Fossil Remains of A shackletoni (Credit: Bobr Times)

 

My second story deals with the discovery of a new species of dinosaur proper, although a very strange looking one. We’re all familiar with the largest of the dinosaurs, the long necked, long tailed sauropods along with the stegosaurs, those dinosaurs who had bony plates along their back for protection. See images below.

The Sauropod Dinosaur Diplodocus (Credit: NicePNG.com)
A Typical Stegosaurus (Credit: Cmstudio)

Well how would you like a sauropod with a set of sharp spikes running down its back? That’s just what a team of paleontologists working in the Patagonia region of Argentina has discovered. It’s being called Bajadasaurus pronuspinax; the name means downhill lizard with bent over forward spines and it lived during the lower early Cretaceous period some 140 million years ago. See image below.

Artists impression of Bajadasaurus pronuspinax (Credit: Jorge A. Gonzalez)

Judging from its skull B pronuspinax resembled the more familiar Diplodocus but based on the size of the discovered skeleton B pronuspinax was only some ten meters in length, less than half the size of its enormous relative. According to Pablo Gallina of the National Scientific and Technical Research Council of Argentina and lead author of the paper the bony spines must have been reinforced in some fashion, “We think that had they just been bone structures or covered only by skin, they could have been easily broken or fractured…they probably were covered by a keratin sheath, in a similar way to the horns of mammals such as antelopes.” Either way I’m sure that B pronuspinax would have been a fascinating creature to see.

The Actual Fossil Spines of B pronuspinax (credit: Science Alert)

For my final story I’d like to discuss a type of animal that still exists and with which we are all quite familiar, the kangaroo and when did it evolve its distinctive hop. Now researchers studying fossils of kangaroo ancestors have concluded that 20 million years ago those ancestors could hop, walk on four legs and even climb trees!

Ancestors of the Kangaroos (Credit: Peter Shouten)

The fossils that led to this conclusion come from the northwest region of the state of Queensland near the town of Riversleigh. Most importantly the finds include very rare specimens of the feet of the kangaroo ancestors, see image below, giving clear evidence of their mode of locomotion.

Foot Bones of the 20 Million Year Old Kangaroo Nambaroo gillespieae (Credit: Benjamin Kear)

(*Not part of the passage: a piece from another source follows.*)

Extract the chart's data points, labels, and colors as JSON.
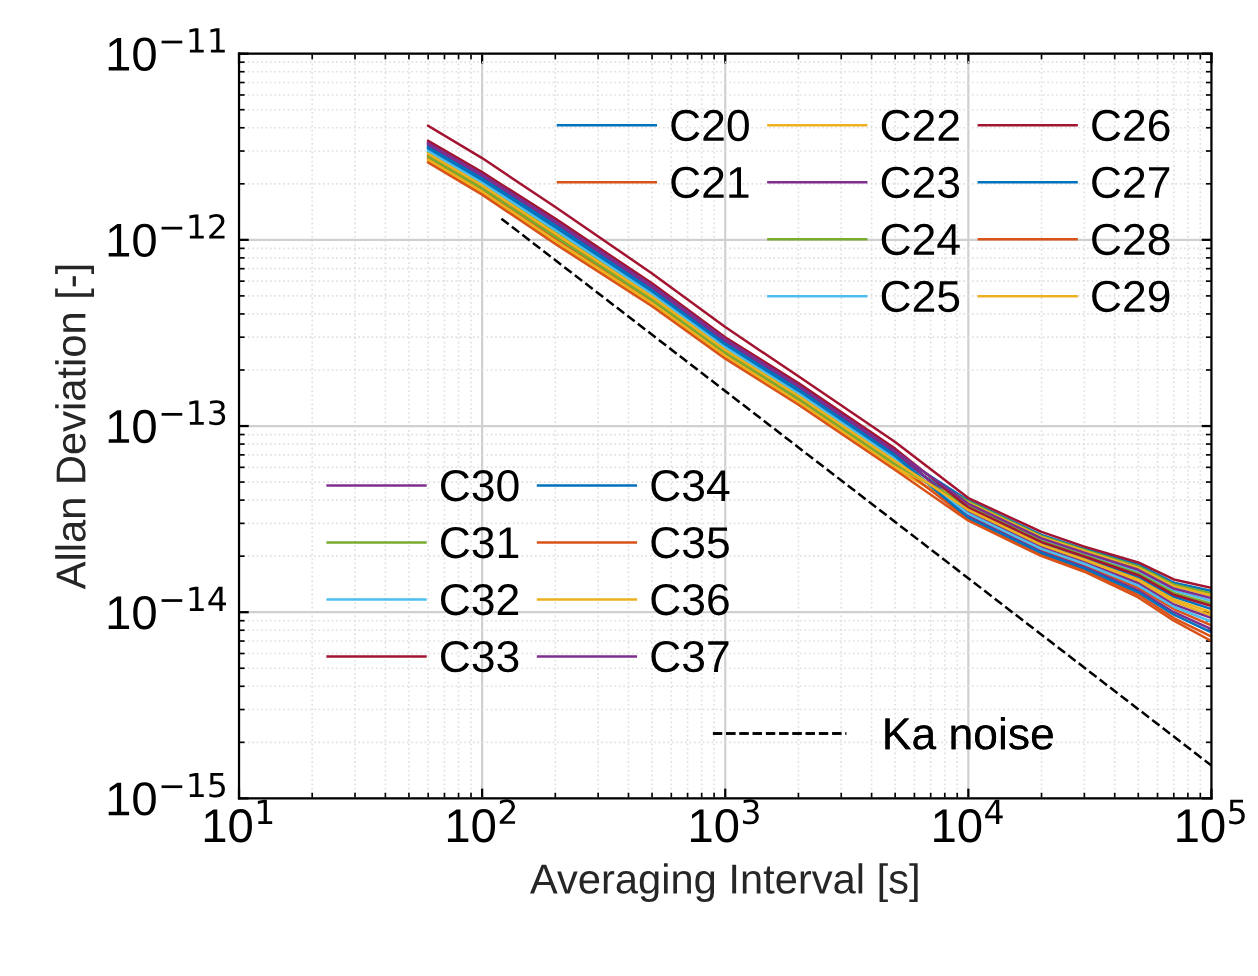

The long held view was that the hopping motion of kangaroos occurred in the more recent past as a change in climate led to widespread grasslands typical of modern Australia. However these new fossil finds indicate that kangaroo ancestors were hopping very efficiently while most of Australia was still forested. According to Dr. Benjamin Kear of Uppsala University in Sweden and a member of the study, “It all points to an extremely successful animal, that’s superbly adapted to its environment and a whole range of ecosystems and it’s why kangaroos are so successful today.”

So there we have it, three more examples of the fascinating diversity of life here on Earth!